Des campagnes de financement existentielles pour aménager une cour d’école

Par Martine Veillette
Des campagnes de financement existentielles pour aménager une cour d’école
La cour de l’école de Monnoir, ouverte en 2013, ne comprend aucun module. (Photo : Martine Veillette)

Une cour d’école remplie de modules de jeux où les élèves pourront bouger lors des récréations ne vient pas avec la construction d’une nouvelle école. Les établissements doivent amasser l’argent nécessaire pour cet aménagement.

Le budget accordé pour la construction d’une nouvelle école comprend un montant pour aménager la cour, mais uniquement la base, soit l’asphalte, le lignage et un aménagement paysager. La dimension de la cour est calculée en fonction de la capacité d’accueil du bâtiment.

« Dans certains cas, il arrive qu’on puisse dégager les sommes nécessaires pour la doter d’équipements autres », indique Marie-Michèle Blais, porte-parole à la commission scolaire des Patriotes.

Les établissements qui désirent agrémenter davantage la cour ou la moderniser doivent avoir recours à des campagnes de financement. Le ministère de l’Éducation possède un programme d’aide financière : Embellissement des cours d’école.

200 000 $

C’est le montant estimé pour aménager une cour d’école.

École de Monnoir

L’école de Monnoir, à Marieville, inaugurée en 2013, n’a toujours pas de modules de jeux ou d’autres éléments sportifs. « Il est difficile pour les parents, et les citoyens en général, de concevoir que de nos jours, alors que le gouvernement multiplie les initiatives et les encouragements en milieu scolaire pour favoriser l’activité physique, une école neuve soit livrée sans infrastructures sportives extérieures », indique le comité de l’école.

Celui-ci, formé de membres de la direction, d’enseignants, d’élèves et de parents, a réussi à amasser un montant pour faire l’acquisition de supports à vélo, de paniers de basketball, de ballons-poires et de bancs.

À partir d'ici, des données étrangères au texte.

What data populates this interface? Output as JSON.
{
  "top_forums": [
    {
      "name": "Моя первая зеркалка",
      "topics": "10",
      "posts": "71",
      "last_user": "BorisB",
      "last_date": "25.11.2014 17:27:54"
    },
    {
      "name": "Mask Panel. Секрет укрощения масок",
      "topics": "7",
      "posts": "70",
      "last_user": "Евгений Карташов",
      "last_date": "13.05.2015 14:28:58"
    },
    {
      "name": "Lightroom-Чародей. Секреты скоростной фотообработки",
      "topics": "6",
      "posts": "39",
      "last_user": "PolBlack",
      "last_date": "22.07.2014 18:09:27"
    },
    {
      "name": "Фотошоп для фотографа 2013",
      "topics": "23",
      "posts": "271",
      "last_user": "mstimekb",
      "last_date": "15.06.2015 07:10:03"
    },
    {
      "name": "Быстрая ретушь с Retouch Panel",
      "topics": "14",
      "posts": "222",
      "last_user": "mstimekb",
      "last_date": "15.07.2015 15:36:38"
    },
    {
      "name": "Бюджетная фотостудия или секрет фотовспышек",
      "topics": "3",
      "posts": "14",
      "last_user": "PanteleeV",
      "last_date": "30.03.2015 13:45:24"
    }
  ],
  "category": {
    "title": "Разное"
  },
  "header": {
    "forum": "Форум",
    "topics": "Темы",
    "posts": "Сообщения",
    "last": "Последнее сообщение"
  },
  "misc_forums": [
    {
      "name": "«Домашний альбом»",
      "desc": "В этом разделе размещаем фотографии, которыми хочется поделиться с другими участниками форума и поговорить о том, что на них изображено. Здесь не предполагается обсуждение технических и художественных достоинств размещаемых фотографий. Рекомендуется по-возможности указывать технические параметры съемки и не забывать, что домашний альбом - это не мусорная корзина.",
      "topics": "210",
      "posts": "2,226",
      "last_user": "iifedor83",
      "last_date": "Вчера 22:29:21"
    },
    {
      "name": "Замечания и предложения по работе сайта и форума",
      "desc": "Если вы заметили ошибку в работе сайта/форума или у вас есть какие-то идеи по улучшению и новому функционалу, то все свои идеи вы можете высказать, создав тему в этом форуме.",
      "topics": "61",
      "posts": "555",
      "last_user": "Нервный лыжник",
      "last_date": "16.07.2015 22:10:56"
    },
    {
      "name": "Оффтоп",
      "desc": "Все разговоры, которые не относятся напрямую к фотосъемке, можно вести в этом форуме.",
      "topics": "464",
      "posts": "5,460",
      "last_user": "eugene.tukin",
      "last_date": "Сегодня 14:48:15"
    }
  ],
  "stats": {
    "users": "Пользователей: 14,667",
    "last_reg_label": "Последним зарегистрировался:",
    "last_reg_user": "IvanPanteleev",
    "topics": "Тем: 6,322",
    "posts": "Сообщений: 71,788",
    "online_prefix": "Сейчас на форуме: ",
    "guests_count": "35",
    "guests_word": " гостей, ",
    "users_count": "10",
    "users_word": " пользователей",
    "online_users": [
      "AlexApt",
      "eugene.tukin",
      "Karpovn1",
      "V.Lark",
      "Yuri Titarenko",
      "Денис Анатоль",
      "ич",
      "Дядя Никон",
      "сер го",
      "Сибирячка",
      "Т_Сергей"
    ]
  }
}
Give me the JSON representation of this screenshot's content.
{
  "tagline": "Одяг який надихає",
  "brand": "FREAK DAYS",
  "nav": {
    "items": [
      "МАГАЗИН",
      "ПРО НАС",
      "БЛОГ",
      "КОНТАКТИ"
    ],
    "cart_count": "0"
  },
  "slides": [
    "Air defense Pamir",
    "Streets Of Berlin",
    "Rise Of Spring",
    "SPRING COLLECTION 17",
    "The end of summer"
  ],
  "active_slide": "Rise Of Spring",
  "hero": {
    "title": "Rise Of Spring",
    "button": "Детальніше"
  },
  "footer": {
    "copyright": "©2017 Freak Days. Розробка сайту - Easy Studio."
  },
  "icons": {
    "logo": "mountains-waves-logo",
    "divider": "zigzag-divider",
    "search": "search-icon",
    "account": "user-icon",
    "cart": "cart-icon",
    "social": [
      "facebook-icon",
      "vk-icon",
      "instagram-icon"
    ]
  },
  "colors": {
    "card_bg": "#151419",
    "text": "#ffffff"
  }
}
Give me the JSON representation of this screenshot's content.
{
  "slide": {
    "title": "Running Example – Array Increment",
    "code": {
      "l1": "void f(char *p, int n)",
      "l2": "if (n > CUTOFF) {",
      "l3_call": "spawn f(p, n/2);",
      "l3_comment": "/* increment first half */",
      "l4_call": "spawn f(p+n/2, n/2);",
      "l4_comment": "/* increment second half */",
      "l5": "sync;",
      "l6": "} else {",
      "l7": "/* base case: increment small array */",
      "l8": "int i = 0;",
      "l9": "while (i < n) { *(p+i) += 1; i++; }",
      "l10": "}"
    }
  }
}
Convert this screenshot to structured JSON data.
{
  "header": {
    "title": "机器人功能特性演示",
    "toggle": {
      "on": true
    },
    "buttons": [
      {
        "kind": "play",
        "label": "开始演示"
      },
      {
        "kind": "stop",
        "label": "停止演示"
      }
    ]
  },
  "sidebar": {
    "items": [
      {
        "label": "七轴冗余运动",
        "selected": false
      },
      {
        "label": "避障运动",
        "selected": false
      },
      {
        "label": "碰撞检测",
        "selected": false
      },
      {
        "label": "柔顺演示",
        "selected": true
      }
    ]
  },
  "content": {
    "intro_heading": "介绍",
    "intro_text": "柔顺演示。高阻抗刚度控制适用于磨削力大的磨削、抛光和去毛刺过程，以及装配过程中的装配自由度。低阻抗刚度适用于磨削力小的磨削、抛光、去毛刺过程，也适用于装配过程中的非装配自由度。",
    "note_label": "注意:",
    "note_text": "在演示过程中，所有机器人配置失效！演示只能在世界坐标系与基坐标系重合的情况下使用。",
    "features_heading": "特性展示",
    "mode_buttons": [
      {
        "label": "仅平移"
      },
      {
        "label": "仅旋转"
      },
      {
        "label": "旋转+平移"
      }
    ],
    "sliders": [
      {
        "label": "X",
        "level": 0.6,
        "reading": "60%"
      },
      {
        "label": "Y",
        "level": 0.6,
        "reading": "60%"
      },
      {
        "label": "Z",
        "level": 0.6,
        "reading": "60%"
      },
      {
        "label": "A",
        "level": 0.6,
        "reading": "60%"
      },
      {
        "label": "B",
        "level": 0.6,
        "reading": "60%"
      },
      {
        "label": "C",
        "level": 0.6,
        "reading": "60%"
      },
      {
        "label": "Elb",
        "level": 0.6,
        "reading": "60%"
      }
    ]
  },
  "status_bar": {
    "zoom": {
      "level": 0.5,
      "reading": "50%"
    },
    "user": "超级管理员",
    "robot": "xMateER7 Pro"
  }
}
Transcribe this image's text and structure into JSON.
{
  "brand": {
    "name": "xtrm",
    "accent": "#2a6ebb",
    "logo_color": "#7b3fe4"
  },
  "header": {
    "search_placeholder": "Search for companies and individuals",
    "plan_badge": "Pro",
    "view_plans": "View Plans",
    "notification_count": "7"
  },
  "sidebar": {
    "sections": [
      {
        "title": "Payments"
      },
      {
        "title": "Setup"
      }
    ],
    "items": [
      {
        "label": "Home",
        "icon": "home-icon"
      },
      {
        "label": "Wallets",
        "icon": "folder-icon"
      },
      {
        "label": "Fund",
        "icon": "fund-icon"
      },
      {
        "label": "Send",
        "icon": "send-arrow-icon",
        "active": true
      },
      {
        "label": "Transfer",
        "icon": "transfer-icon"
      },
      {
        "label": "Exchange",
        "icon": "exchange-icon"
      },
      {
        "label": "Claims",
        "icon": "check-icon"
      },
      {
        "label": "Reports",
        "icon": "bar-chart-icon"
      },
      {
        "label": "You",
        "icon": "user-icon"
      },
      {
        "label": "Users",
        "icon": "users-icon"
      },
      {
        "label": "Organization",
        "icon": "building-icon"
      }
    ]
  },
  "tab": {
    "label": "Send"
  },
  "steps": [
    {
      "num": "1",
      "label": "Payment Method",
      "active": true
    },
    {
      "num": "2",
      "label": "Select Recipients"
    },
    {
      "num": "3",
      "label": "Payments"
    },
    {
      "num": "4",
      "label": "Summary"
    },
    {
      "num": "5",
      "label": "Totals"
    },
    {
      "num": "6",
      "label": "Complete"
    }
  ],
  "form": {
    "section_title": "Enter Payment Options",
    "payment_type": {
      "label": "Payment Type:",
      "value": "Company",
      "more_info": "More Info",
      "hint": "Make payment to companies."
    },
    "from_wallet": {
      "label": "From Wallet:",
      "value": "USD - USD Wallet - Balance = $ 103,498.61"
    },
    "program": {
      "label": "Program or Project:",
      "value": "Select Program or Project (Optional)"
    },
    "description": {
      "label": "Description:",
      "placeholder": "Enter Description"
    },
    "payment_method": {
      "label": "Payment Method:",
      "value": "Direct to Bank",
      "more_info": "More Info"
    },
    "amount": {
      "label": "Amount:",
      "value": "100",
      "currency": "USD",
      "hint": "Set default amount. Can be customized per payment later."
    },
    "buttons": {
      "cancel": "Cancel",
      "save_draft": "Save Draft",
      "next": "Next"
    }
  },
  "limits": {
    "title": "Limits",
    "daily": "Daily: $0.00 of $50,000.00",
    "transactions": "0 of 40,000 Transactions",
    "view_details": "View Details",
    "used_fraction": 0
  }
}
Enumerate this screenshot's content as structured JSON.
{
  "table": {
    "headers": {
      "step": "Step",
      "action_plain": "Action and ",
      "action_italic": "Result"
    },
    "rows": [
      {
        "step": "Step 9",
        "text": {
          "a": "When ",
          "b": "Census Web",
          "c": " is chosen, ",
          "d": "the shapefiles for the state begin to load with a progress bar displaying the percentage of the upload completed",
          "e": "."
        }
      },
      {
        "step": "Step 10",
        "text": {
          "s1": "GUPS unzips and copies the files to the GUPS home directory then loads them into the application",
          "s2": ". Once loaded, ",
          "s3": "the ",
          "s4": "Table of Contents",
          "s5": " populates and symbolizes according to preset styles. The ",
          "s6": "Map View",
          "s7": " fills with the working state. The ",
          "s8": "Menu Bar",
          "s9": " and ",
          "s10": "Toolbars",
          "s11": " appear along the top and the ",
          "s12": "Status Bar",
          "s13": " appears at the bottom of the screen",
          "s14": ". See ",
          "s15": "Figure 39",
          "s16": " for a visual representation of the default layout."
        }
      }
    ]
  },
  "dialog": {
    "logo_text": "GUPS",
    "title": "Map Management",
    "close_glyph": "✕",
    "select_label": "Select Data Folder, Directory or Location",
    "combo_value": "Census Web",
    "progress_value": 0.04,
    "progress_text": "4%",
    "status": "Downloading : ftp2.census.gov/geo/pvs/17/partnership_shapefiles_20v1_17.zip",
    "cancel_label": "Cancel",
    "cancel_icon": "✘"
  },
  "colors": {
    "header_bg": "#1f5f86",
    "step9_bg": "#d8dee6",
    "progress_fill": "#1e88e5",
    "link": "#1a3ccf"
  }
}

« Ce n’est pas suffisant pour permettre aux enfants de pratiquer des activités physiques durant leurs pauses extérieures et lors des périodes de garde scolaire », affirme le comité.

Des campagnes de financement ont toujours cours afin de doter l’école d’un parcours évolutif composé de modules de jeux extérieurs. Une course est organisée depuis quatre ans. La dernière édition a permis d’amasser 3500 $. Cependant, le montant est considérable et s’élève à plus de 100 000 $, voire à 200 000 $.

Projet en cours à Fatima

L’école de Ramezay, édifice Fatima, a présentement un projet ayant obtenu un montant de 25 000 $ du gouvernement. La directrice adjointe, Mélissa Ouellet, affirme que l’ensemble du réaménagement de la cour nécessitera un investissement de 200 000 $. Le montant est imposant, mais il est important d’installer un module qui perdurera dans le temps, fait-elle savoir.

Mme Ouellet mentionne que la direction prévoyait que l’aménagement soit exécuté à l’automne 2019, mais ce ne sera pas le cas. Ils doivent notamment amasser encore de l’argent pour arriver à la phase de réalisation. « Ce n’est pas juste une question de financement, précise-t-elle. C’est long parce que c’est un important processus. Il y a aussi des contraintes en ce qui a trait au terrain et à l’aménagement. »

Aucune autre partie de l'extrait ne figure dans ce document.